2012 Abandoned Mine Land Reclamation Award Winners
National Award Winner
Dents Run AML/AMD Ecosystem Restoration Project
Benezette Township, Elk County, Pennsylvania
OSMRE’s National Award for 2012 was presented to the Dents Run AML/AMD Ecosystem Restoration Project, Benezette Township, Elk County, Pennsylvania.
This undated photo shows a small portion of the 25 square mile Dents Run watershed area.
The 25 square mile Dents Run watershed is best known for its role as a home to Pennsylvania’s elk herd and its world class trout stream. However, nine historic surface and underground coal mines dating back to the 1800s were leaching acid mine drainage so heavily into the watershed that passive treatment methods would not be effective, and active treatment would be very expensive.
To carry out such a large project, the state asked government agencies, mining companies, watershed groups and landowners to commit funding and manpower. Eventually, about 56 percent of the project cost was underwritten by non-government sources.

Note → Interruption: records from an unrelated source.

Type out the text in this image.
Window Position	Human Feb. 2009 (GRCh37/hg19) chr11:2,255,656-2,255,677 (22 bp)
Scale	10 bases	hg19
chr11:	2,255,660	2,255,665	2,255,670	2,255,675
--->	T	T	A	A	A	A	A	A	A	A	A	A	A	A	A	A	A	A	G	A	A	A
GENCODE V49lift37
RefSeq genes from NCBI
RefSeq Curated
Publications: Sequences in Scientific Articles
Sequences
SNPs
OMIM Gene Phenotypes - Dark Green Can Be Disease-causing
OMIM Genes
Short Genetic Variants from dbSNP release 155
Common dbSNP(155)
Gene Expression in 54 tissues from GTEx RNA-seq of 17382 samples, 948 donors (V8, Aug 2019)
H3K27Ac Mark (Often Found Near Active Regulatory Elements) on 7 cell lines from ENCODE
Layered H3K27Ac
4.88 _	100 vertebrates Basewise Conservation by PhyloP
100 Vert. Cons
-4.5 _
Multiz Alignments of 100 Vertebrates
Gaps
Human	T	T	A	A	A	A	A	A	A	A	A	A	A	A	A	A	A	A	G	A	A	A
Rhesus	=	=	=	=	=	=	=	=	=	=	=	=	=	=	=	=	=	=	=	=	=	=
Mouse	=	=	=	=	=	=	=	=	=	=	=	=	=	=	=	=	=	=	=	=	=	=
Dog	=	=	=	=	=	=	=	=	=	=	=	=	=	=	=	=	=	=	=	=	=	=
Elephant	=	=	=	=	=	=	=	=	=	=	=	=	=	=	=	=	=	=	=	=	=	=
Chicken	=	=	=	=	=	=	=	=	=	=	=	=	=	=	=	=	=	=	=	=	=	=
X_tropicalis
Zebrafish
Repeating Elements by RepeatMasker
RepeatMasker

The state and its partners in the project, including the coal industry, environmentalists, local government and landowners, were able to keep costs down when a large deposit of limestone was discovered on the site.
Project managers also discovered that one of the targeted areas contained both marketable coal and a huge deposit of high quality limestone – more than a million and a half tons –perfect for treating acid mine drainage. In addition, the presence of the coal and the limestone helped hold down costs, and mining both helped establish a relationship with a mining company.
Before the project ended, the group graded 320 acres, and replanted it for the resident elk herd. They reclaimed ten highwalls, more than 30-thousand linear feet. They mined more than a half-million tons of limestone to provide alkalinity in the stream and in the reclaimed sites, moved more than 5000 cubic yards of coal waste, closed 23 old mine openings, installed five wet seals, and treated 14 AMD discharges.
Before reclamation began, the downstream portion of Dents Run was contaminated by acid mine drainage.
It took almost ten years, starting in October 2002, but in March, Pennsylvania declared the downstream portion of Dents Run as net alkaline for the first time in one hundred years. The incredibly large reclamation numbers tell one story.
Pennsylvania’s elk herd has more water and a better food supply. Wildlife benefited greatly from the elimination of several coal-mine related environmental problems.
But it’s the return of trout – and fishermen – and the growth of Pennsylvania’s famous Elk herd that tell the most vivid tale. In March 2012, the state declared Dents Run as “net alkaline” for the first time in 100 years, enabling fish and wildlife to return and flourish.